Вместе с ней ушло мое детство. Есть одно, что не унесешь никуда, даже в землю с покойным, — воспоминания. Только в эту минуту они приносили жесточайшую боль, допекая счастливыми мгновениями, которые уже не повторятся. И куда бы ты ни пошел, на что бы ни взглянул, — везде они. На той лужайке мама рассказывала о своих юных годах, как познакомилась с папой, на той лавочке, что в саду, мы втроем смеялись до боли в животах, как папа делал предложение маме и, растерявшись, вместо «будешь ли моей женой» поздравил ее с днем рождения. А как мы всеми наряжали елку, вот-вот срубленную из леса?..
Остались мы с папой одни на этом свете. И никто не сможет снизить тяжесть утраты. Какими бы словами утешения тебя бы не окружали… человека не вернуть. Эта боль не поддается описанию. Рано или поздно через неё проходит каждый. Жизнь… такова жизнь. И сладостна она, и так бездушна. Двуличная птица. И дарит упоение, и бьет кинжалом в грудь.
Но это немыслимо рано.
Каждая минута, проведенная с матерью, так дорога нам.
В предсмертной записке, которую нам передали с известью о смерти любимого моего сердца, было сказано: «Доченька моя, уверяю тебя, не отдавайтесь с папой внутреннему переживанию обо мне, ибо нет смысла оплакивать того, кого уже нет в живых. Я всегда буду жить в тебе, в твоем голосе, улыбке, в твоем озорном смехе. Папку не бросай, держитесь вместе. Когда бывала я на больничной койке, слышала от докторов, что война приближается, страшное время грядет. Джошу, еще как-то при жизни в здравии, я говорила, чтобы он не бросал тебя ни на минуту. Отец тебя очень любит, он поможет тебе во всем. Ты справишься с трудностями! Ты у меня сильная девочка! Я люблю тебя, моя доченька.

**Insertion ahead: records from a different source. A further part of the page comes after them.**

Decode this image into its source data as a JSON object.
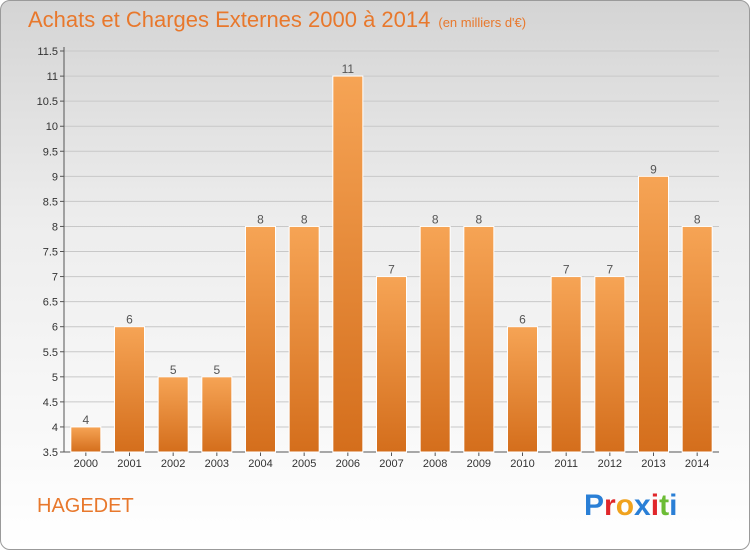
{
  "title": "Achats et Charges Externes 2000 à 2014",
  "subtitle": "(en milliers d'€)",
  "commune": "HAGEDET",
  "logo": {
    "letters": [
      "P",
      "r",
      "o",
      "x",
      "i",
      "t",
      "i"
    ],
    "colors": [
      "#2a7fd6",
      "#e0262a",
      "#f0a21d",
      "#2a7fd6",
      "#e0262a",
      "#6cbc35",
      "#2a7fd6"
    ]
  },
  "colors": {
    "bar_top": "#f6a455",
    "bar_bottom": "#d46e1c",
    "bar_stroke": "#ffffff",
    "title": "#e8782c",
    "grid": "#c8c8c8"
  },
  "chart_data": {
    "type": "bar",
    "categories": [
      "2000",
      "2001",
      "2002",
      "2003",
      "2004",
      "2005",
      "2006",
      "2007",
      "2008",
      "2009",
      "2010",
      "2011",
      "2012",
      "2013",
      "2014"
    ],
    "values": [
      4,
      6,
      5,
      5,
      8,
      8,
      11,
      7,
      8,
      8,
      6,
      7,
      7,
      9,
      8
    ],
    "value_labels": [
      "4",
      "6",
      "5",
      "5",
      "8",
      "8",
      "11",
      "7",
      "8",
      "8",
      "6",
      "7",
      "7",
      "9",
      "8"
    ],
    "ylim": [
      3.5,
      11.5
    ],
    "yticks": [
      "3.5",
      "4",
      "4.5",
      "5",
      "5.5",
      "6",
      "6.5",
      "7",
      "7.5",
      "8",
      "8.5",
      "9",
      "9.5",
      "10",
      "10.5",
      "11",
      "11.5"
    ],
    "grid": true
  }
}
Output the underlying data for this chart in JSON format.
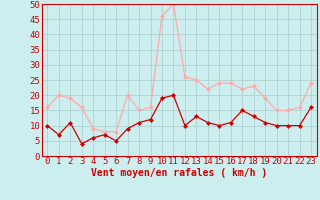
{
  "x": [
    0,
    1,
    2,
    3,
    4,
    5,
    6,
    7,
    8,
    9,
    10,
    11,
    12,
    13,
    14,
    15,
    16,
    17,
    18,
    19,
    20,
    21,
    22,
    23
  ],
  "wind_avg": [
    10,
    7,
    11,
    4,
    6,
    7,
    5,
    9,
    11,
    12,
    19,
    20,
    10,
    13,
    11,
    10,
    11,
    15,
    13,
    11,
    10,
    10,
    10,
    16
  ],
  "wind_gust": [
    16,
    20,
    19,
    16,
    9,
    8,
    8,
    20,
    15,
    16,
    46,
    50,
    26,
    25,
    22,
    24,
    24,
    22,
    23,
    19,
    15,
    15,
    16,
    24
  ],
  "ylim": [
    0,
    50
  ],
  "yticks": [
    0,
    5,
    10,
    15,
    20,
    25,
    30,
    35,
    40,
    45,
    50
  ],
  "xlabel": "Vent moyen/en rafales ( km/h )",
  "line_color_avg": "#cc0000",
  "line_color_gust": "#ffaaaa",
  "bg_color": "#cceeee",
  "grid_color": "#aacccc",
  "marker_size": 2.5,
  "xlabel_fontsize": 7,
  "tick_fontsize": 6.5,
  "spine_color": "#cc0000"
}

Я буду Бога молить о тебе, он даст тебе сил!»
А в конце записки написано корявым почерком: «Запомни, что с каждым лепестком я буду приносить тебе небесную радость и нежно обнимать в любой час и день, в миг, когда душа будет не на месте. Ты поймешь позже, о чем я. Прощай…»
Мамочка, слышишь ли ты меня сейчас? Видишь ли ты меня? Во мне раздается твой голос, такой нежный, ласковый, но не говори, что это правда и больше мне не услышать его… А ты не думала, что ты сделаешь со мной, когда отдалишься так далеко от нас с папой?
Как нам дальше жить?
Роуз — моя близкая подруга уехала месяц назад, с родителями в другую страну, и мы совсем с ней потеряли связь.
Только папа и Джош способны не дать мне уйти следом к маме. Только они».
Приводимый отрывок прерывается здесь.